Мне кажется, я вижу что-то у нее в глазах, как будто она оценивает все, что стоит между нами. И то, что стоит над нами: мужские глаза, следящие за каждым нашим движением. Потому что она вдруг откидывается назад, отворачивается, подняв подбородок, будто тут все в порядке и будто все в мире в порядке.
– Смотрю, прибыли дети Агамемнона, – говорит она, спокойная, как море.
– Прибыли.
– Ищут мать, конечно.
– Конечно.
– Ужасное преступление, когда сын убивает мать, но преступление также и сыну не отомстить за убийство отца. Интересно, как Оресту удастся сочетать это в своем сердце.
Я пожимаю плечами. Меня не заботит, как и удастся ли вообще.
– Ты ведь любила Клитемнестру, я помню. Она вела себя как сам Зевс. Издавала указы. Судила. Шествовала по дворцу, и все кланялись ей в ноги. Брала любовников, которые посвящали себя не только своему, но и ее наслаждению. Сколько раз она молилась тебе, чтобы ее муж не вернулся?
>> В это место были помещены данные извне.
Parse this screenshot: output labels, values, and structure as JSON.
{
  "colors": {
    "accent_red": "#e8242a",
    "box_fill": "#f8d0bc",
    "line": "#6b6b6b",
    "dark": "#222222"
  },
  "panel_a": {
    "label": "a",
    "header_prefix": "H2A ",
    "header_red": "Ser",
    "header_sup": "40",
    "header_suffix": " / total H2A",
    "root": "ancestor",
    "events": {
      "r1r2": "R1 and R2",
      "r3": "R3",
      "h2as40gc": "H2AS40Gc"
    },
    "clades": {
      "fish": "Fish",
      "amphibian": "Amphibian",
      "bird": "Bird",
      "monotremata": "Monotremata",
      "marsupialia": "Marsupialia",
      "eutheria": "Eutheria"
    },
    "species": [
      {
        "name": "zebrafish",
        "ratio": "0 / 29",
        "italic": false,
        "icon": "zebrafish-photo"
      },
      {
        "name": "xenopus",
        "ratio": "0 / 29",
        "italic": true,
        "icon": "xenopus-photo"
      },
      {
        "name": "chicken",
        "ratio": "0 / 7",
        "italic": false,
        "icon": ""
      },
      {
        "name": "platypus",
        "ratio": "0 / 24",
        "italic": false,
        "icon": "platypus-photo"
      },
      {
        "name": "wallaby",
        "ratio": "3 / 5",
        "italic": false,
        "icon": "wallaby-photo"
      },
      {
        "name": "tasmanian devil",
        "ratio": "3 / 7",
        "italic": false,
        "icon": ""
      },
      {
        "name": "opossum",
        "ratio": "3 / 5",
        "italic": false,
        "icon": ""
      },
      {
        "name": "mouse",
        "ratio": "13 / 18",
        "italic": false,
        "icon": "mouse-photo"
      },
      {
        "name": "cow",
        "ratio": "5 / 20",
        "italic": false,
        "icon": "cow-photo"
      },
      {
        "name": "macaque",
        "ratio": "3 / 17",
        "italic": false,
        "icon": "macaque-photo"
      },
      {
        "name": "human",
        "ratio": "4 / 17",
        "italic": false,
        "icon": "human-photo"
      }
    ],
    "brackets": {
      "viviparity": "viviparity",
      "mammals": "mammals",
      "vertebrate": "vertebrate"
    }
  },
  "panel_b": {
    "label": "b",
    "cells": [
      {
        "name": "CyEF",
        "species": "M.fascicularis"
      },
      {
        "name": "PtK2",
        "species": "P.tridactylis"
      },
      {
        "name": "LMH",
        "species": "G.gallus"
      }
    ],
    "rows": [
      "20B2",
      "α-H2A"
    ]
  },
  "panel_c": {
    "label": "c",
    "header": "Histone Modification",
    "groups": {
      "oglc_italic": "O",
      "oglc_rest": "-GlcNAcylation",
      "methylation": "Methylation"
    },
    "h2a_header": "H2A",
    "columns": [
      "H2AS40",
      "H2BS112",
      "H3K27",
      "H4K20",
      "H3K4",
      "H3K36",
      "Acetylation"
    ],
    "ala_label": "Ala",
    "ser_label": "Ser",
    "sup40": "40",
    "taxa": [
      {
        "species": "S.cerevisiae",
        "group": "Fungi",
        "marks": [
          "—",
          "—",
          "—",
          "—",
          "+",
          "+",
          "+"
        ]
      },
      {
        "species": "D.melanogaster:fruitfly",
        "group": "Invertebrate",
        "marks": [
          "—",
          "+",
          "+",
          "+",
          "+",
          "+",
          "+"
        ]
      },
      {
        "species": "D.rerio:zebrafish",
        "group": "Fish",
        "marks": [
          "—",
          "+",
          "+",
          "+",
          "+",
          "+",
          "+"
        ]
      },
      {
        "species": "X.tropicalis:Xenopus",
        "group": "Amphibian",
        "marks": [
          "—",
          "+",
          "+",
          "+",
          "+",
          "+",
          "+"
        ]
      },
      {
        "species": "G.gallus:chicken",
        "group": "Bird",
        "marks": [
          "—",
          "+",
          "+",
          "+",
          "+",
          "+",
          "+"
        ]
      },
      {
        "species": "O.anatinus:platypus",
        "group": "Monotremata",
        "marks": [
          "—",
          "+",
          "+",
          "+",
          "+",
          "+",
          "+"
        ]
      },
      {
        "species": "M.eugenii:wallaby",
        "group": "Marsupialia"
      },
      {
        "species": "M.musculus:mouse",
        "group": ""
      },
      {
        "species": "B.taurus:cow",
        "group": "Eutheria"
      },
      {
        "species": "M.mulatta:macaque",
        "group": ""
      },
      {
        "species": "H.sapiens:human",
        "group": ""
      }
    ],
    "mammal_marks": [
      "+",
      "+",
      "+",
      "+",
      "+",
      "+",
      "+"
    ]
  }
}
Некоторые из ветров, которые не давали Агамемнону возвратиться к родным берегам, мне кажется, исходили не от трезубца Посейдона. Твой брат, властелин морей, знает, что ты перехватывала у него северный ветер? А твой муж?
Я ничего не отвечаю, но ей хватает совести не улыбаться.
– Ты сама знаешь, что Клитемнестре придется умереть. Орест станет царем, великим человеком. Так будет.
– У тебя слабость к убогим молодым людям, да? Как ты думаешь, поблагодарит ли богов Орест за то, что они повелели ему убить мать? Считаешь, что легок будет венец на его толстом черепе, когда это будет сделано?
– Его имя воспоют поэты, и я буду рядом с ним. – Ее глаза устремляются на мальчика, сидящего у ног Ореста, и в них проскальзывает блеск, который мне не нравится. – И рядом с Телемахом.
– Похоже, на этот раз нам с тобой для разнообразия нужно одно и то же. Я не враг Одиссею.
– Но подруга Клитемнестре.
– Я подруга всем царицам. И Пенелопе – тоже.
– Пенелопе? Пенелопа не… – Афина смотрит на женщину, молча сидящую в дальнем углу.
Может быть, мне стоило помолчать. Афина с несвойственной ей отрешенностью на лице рассматривает жену Одиссея, будто видит ее впервые. Нос дергается, словно ей встретилось что-то непривычное. Она встает с места – нищенские лохмотья висят на ней слишком свободно, а вокруг нее начинает светиться небесная аура, и даже недовольные женихи бросают на нее взгляды, и глаза их невольно обращаются кверху: взоры их слепы, но сердца видят отблеск Олимпа.
А потом она исчезает во всплеске золотого тумана, и я поспешно накладываю заклинание на мутные глаза, видевшие это, чтобы они не ослепли от зрелища божественности, чтобы забыли, что видели ее.
Как это похоже на Афину! Вечно за ней другие должны разгребать. Боюсь, мне придется столкнуться с ней снова до конца этой истории.
Глава 20
Рядом с храмом Артемиды есть лощина, она запрятана за кривыми деревьями, глубоко в лесу, куда ходят только дикие звери. Оттуда течет в море ручей: он так часто скрывается под камнями, что его источник обнаружить очень сложно. Лощина прикрыта от ветра высокими шершавыми скальными стенами, хотя сердитый голос может донестись из ее верхней точки до самого края острова.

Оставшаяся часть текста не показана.